Contour plots of the normalized longitudinal, transverse, and shear stresses in the region adjacent to the circular hole are shown in Fig. 5.6. The results shown in Fig. 5.6 demonstrate an excellent agreement with the simulated data. The results of this numerical experiment based on the discrete input values of S ^∗ agree virtually exactly with the FE-simulated values throughout region R _z. The maximum error of the predicted maximum values of σ _xx agrees within 1% of the maximum FE-predicted value. The results for σ _yy and σ _xy are similarly excellent. The u-displacement in Fig. 5.6a is also excellent even though it was derived from Airy stress scheme. These results illustrate the ability of the present hybrid inverse method to provide reliable stresses even with such bad or noisy input data and without the knowledge of the constitutive properties and TSA calibration factors. Such numerical experiments employing simulated test data from FE solution help verifying that there are no algebraic errors and substantiate that the system is numerically robust.

Fig. 5.6

Contour plot of (a) u-displacement, (b) σ _xx/σ ₀, (c) σ _yy/σ ₀, and (d) σ _xy/σ ₀ from hybrid scheme (left) and ANSYS (right)

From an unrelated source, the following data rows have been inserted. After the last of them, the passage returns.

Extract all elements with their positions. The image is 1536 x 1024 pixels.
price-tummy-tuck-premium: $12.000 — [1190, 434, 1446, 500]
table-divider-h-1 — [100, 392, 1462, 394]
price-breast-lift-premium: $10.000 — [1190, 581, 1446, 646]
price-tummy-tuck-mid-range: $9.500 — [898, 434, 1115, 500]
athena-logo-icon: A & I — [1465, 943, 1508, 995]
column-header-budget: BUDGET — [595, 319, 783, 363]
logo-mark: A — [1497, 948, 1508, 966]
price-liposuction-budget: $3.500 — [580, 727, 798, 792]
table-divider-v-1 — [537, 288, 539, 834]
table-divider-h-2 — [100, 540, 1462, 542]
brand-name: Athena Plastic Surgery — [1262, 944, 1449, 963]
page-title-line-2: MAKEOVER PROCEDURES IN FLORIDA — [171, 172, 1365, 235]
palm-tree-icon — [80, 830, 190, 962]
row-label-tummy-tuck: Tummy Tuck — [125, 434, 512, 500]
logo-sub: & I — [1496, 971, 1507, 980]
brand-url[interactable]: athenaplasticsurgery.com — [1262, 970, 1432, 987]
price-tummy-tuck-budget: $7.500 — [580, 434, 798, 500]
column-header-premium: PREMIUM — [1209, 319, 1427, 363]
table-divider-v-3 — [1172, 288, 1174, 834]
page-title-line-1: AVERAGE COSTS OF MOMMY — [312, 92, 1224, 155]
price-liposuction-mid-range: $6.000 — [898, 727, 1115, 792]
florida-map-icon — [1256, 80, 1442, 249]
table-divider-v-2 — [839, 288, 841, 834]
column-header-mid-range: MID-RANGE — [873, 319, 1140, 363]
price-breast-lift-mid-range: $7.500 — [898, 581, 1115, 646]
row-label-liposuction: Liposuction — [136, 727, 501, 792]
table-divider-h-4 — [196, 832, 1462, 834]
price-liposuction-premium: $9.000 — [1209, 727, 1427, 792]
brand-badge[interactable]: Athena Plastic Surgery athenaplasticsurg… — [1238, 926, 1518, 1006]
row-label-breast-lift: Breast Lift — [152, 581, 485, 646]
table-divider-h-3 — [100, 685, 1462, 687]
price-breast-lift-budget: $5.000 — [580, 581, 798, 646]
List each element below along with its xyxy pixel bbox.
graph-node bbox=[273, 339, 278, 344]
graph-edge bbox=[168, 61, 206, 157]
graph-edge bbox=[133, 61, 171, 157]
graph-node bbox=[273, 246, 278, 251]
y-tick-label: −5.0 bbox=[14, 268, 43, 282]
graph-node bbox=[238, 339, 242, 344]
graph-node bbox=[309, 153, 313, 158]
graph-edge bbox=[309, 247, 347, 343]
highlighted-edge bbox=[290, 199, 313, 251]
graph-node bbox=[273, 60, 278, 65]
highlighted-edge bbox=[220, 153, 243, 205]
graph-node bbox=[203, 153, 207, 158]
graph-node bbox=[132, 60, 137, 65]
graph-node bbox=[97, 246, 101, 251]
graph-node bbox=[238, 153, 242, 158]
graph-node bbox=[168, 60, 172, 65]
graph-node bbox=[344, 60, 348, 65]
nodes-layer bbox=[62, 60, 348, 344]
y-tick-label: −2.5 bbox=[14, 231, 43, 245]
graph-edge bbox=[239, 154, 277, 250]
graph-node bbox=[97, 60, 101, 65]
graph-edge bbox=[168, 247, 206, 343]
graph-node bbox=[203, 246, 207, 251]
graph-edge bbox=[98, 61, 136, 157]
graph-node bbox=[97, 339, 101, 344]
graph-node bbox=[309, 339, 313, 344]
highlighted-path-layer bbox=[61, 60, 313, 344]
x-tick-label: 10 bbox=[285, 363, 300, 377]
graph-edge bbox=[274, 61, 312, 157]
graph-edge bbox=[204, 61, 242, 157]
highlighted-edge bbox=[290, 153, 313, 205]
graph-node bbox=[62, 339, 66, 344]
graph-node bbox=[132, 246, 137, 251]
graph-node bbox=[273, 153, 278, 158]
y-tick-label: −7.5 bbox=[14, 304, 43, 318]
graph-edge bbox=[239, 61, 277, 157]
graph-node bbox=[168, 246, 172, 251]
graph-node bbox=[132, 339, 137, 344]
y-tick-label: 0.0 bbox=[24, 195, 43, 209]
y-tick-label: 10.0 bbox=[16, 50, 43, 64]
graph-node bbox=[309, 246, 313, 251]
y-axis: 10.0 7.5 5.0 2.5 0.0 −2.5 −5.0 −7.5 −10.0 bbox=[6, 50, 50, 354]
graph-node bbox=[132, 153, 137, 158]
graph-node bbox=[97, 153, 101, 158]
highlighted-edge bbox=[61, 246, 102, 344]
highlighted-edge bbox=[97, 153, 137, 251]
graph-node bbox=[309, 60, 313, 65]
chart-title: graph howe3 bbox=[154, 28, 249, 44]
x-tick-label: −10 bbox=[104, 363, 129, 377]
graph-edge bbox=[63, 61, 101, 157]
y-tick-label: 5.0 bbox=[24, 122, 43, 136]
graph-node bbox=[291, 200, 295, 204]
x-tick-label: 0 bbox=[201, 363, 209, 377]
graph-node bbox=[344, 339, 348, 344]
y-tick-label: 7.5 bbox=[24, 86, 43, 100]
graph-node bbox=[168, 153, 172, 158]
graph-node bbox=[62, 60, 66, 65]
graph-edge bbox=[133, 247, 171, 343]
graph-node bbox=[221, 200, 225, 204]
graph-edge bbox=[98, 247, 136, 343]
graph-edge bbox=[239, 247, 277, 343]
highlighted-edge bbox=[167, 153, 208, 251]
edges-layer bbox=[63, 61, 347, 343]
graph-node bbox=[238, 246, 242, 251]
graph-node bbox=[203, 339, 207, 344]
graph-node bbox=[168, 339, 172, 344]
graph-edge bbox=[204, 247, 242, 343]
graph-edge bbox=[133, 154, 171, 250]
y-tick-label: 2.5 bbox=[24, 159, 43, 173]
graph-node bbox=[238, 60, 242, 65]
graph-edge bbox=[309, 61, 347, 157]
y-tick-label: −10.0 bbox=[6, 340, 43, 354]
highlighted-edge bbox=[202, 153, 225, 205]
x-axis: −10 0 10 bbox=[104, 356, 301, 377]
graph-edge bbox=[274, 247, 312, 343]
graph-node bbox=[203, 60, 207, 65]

5.7 Summary, Discussion and Conclusions

Stress analysis of materials can be accomplished by the determination of stress concentrations within structures. Determination such factors necessitates the need of using experimental techniques and knowing the constitutive properties of the structure material and TSA calibration factors. Stress analysis of any structure using only TSA signal data cannot be accomplished without prior knowledge of the constitutive properties of the within material and TSA calibration coefficients, so long as an Airy Stress Function exists to describe the geometry and load configuration. A new inverse hybrid method which processes the load-induced TSA signals with a stress function in complex variables, together with conformal mapping and analytic continuation concepts, provides the constitutive parameters, including TSA calibration factors, and the individual stresses on and in the neighborhood of a circular hole in a finite orthotropic composite plate, all from a single test. The new inverse problem formulation is developed using the Airy stress function, Levenberg-Marquardt Algorithm, and TSA signal data to determine the constitutive properties of a graphite/epoxy composite loaded in the strong/stiff direction. The primary advantage of this new formulation is the direct use of TSA signals data to determine constitutive properties as well as separating the stresses into three individual components. The inverse method algorithm determined the constitutive properties with errors less than 10%.